The cops have been friendly and lenient with the boys. One officer even said he was a musician himself. Nouna also mentioned that their landlord is on the boy’s side.

Zach Salem-Mackall plays the electric guitar with The Freedoms at their Oct. 4 performance for an L.A. charity event. 

Zach Salem-Mackall and Matt Owens of Freedoms don’t have an issue with noise complaints in their Santa Ana home. Their main dilemma is finding time to practice their music with their busy schedules, as well as perfecting their sound. Freedoms Music worked for months to complete their first EP “Tasting Purple” that they released on Soundcloud this summer.

The band has also struggled to find a new member, since their drummer of the last two years, Daniel Cole, graduated last semester. Since his departure, they’ve had multiple drummers fill in but would prefer to find a permanent member.

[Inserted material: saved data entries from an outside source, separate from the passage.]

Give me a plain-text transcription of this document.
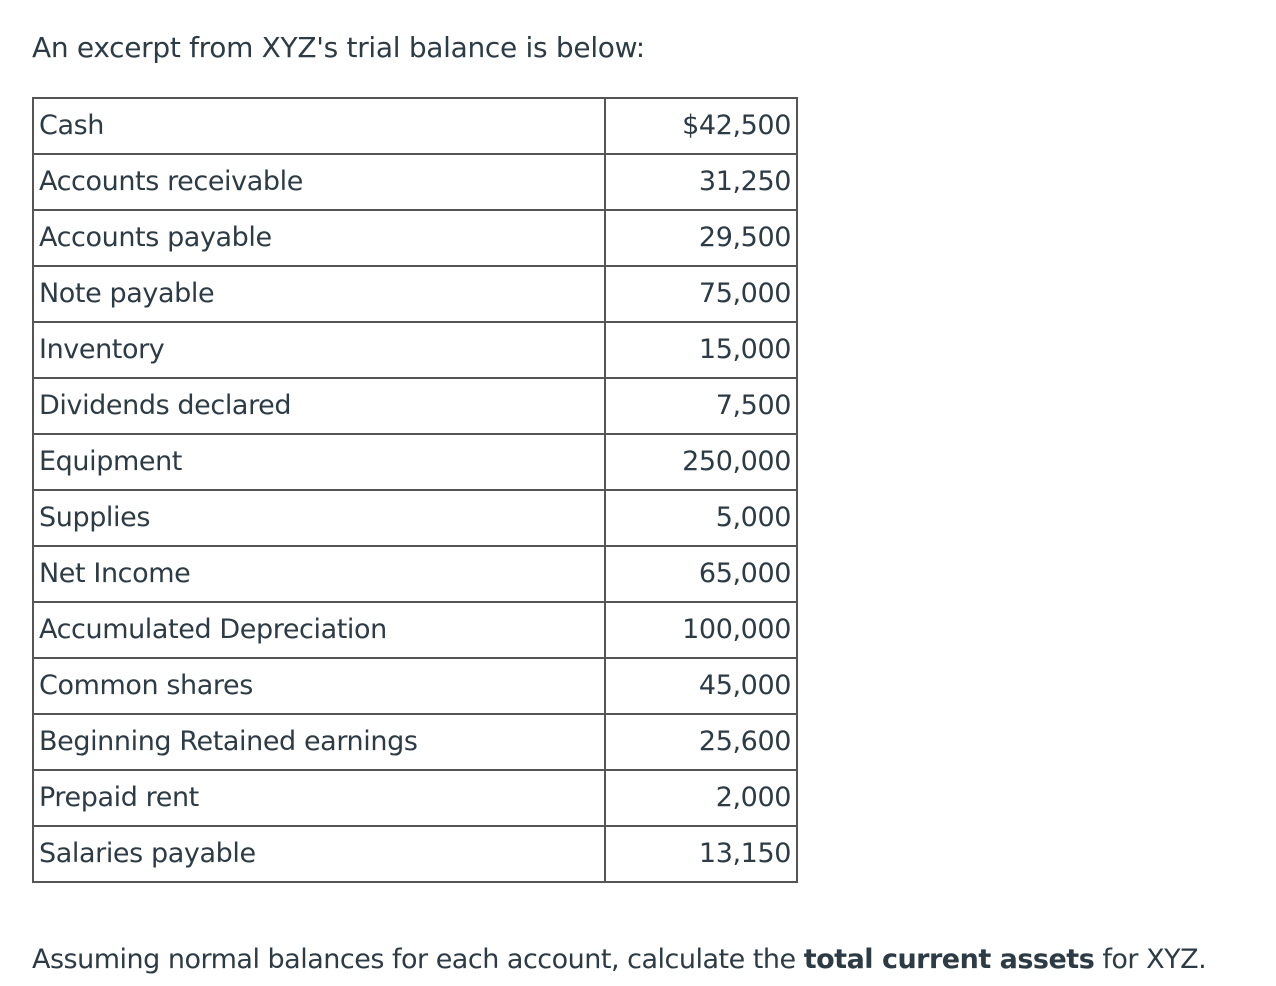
An excerpt from XYZ's trial balance is below:
Cash	$42,500
Accounts receivable	31,250
Accounts payable	29,500
Note payable	75,000
Inventory	15,000
Dividends declared	7,500
Equipment	250,000
Supplies	5,000
Net Income	65,000
Accumulated Depreciation	100,000
Common shares	45,000
Beginning Retained earnings	25,600
Prepaid rent	2,000
Salaries payable	13,150
Assuming normal balances for each account, calculate the total current assets for XYZ.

Teaching a new drummer all of their songs can be a tedious process, especially for members that end up being transient, says Salem-Mackall. In the meantime, they have found plenty of Chapman musicians to fill in, including sophomore film production major Ethan Ganouna, who is also North Morlan’s drummer. 

One of Freedoms influencers is the band The Internet, in which they cover their song “Look What You Started.” Video by Billy Benjamin.

The Chapman music scene has changed significantly after prominent student musicians graduated last year, says Salem-Mackall, junior communications major. The New Hippies, Ginger Root, Philip Stilwell, Brucey Boi and Buddha Trixie all played at house shows last year.

Since graduation, all of these groups have continued making music beyond college house shows.

Ginger Root, Cameron Lew’s solo project, has hundreds of thousands of listens on Spotify and has toured across the country multiple times. Lew is currently touring through Europe alongside the band Khruangbin.

“Chapman was a great testing ground,” said Lew. “It was like a small scale science experiment that prepared us for what we are doing now on a larger scale.”

Performing taught Lew to adapt to different technological set ups and how to perform for different audiences. Sometimes at house shows, Ginger Root would only have twenty minutes to perform and had to set up quickly and with less equipment. He also learned to play livelier songs to engage the audience.

“House shows are more of a party than a concert,” Lew said. “We learned how to play with a crowd and how to put on a good show.”

All three bands have plans to perform outside the Chapman community within the next month. Maplewood is holding an event called Cabin Fever with four other hip-hop and rap groups Nov. 2. North Morlan is opening for The Mowgli’s Nov. 11 at The Observatory in Santa Ana, and Freedom’s Music is arranging a show at The Mint in Los Angeles.